I went still. My phone had buzzed steadily throughout the evening, humming against my hip. I would slip it into my palm, drop my eyes to the screen, tap a reply with my thumb. I’d been discreet, I thought.

“It’s a work thing,” I explained.

“But what could a child possibly need at this hour?” Josie asked.

I smiled. “That’s confidential. You understand.”

“Oh, of course, of course. You’re very professional, dear.”

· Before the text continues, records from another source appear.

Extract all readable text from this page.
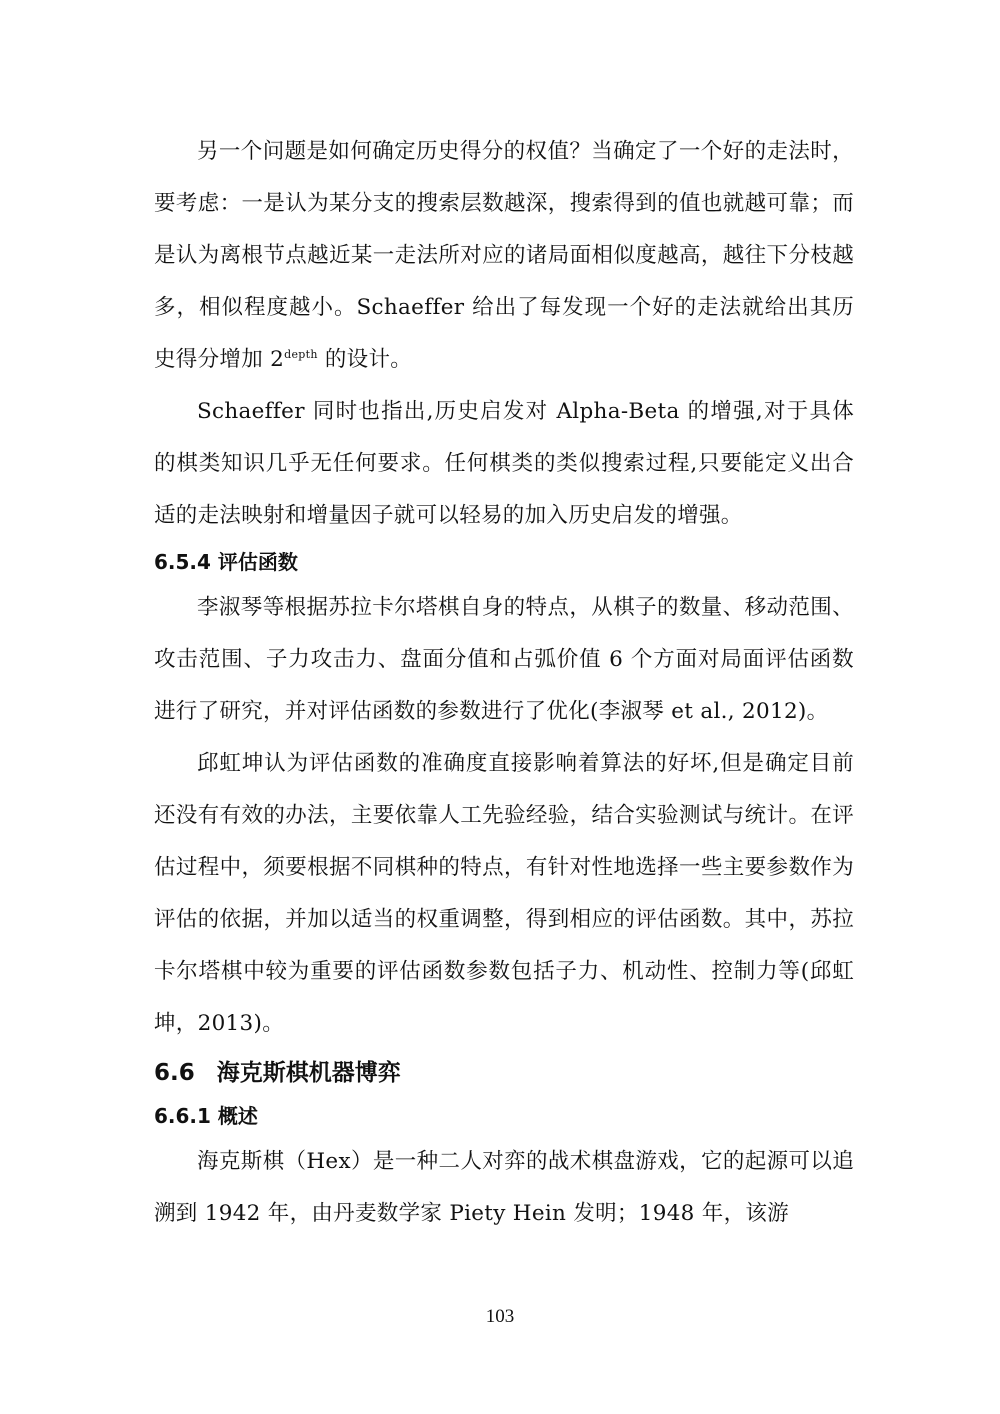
另一个问题是如何确定历史得分的权值？当确定了一个好的走法时，要考虑：一是认为某分支的搜索层数越深，搜索得到的值也就越可靠；而是认为离根节点越近某一走法所对应的诸局面相似度越高，越往下分枝越多，相似程度越小。Schaeffer 给出了每发现一个好的走法就给出其历史得分增加 $2^{depth}$ 的设计。

Schaeffer 同时也指出,历史启发对 Alpha-Beta 的增强,对于具体的棋类知识几乎无任何要求。任何棋类的类似搜索过程,只要能定义出合适的走法映射和增量因子就可以轻易的加入历史启发的增强。

6.5.4 评估函数

李淑琴等根据苏拉卡尔塔棋自身的特点，从棋子的数量、移动范围、攻击范围、子力攻击力、盘面分值和占弧价值 6 个方面对局面评估函数进行了研究，并对评估函数的参数进行了优化(李淑琴 et al., 2012)。

邱虹坤认为评估函数的准确度直接影响着算法的好坏,但是确定目前还没有有效的办法，主要依靠人工先验经验，结合实验测试与统计。在评估过程中，须要根据不同棋种的特点，有针对性地选择一些主要参数作为评估的依据，并加以适当的权重调整，得到相应的评估函数。其中，苏拉卡尔塔棋中较为重要的评估函数参数包括子力、机动性、控制力等(邱虹坤，2013)。

6.6 海克斯棋机器博弈
6.6.1 概述

海克斯棋（Hex）是一种二人对弈的战术棋盘游戏，它的起源可以追溯到 1942 年，由丹麦数学家 Piety Hein 发明；1948 年，该游

103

Yet amid the roar, even as I skimmed the surface of my brain, mouthed questions and answers, even as the wine flowed and the carols droned—even then I could think only of him.

*  *  *

The phone buzzed again.

My hands jumped from the wheel for an instant. I’d stowed the phone in the cup well between the front seats, where now it rattled against the plastic.

I looked at Ed. He was watching the phone.

Another buzz. I flicked my eyes to the mirror. Olivia was staring out the window.

Quiet. We drove on.

Buzz.

“Guess who,” Ed said.

I didn’t respond.

“Bet it’s him.”

I didn’t argue.

Ed took the phone in his hand, inspected the screen. Sighed.

We cruised down the road. We hugged a turn.

“You want to answer it?”

I couldn’t look at him. My gaze bore through the windshield. I shook my head.

“I’ll answer it, then.”

No.” I snatched at the phone. Ed held it from me.

It kept buzzing. “I want to answer it,” Ed said. “I want to have a word with him.”

No.” I knocked the phone from his hand. It clattered beneath my feet.

“Stop it,” cried Olivia.

I looked down, saw the screen trembling on the floor, saw his name on it.

“Anna,” Ed breathed.

I looked up. The road had vanished.

We were rocketing over the edge of the gorge. We were sailing into the dark.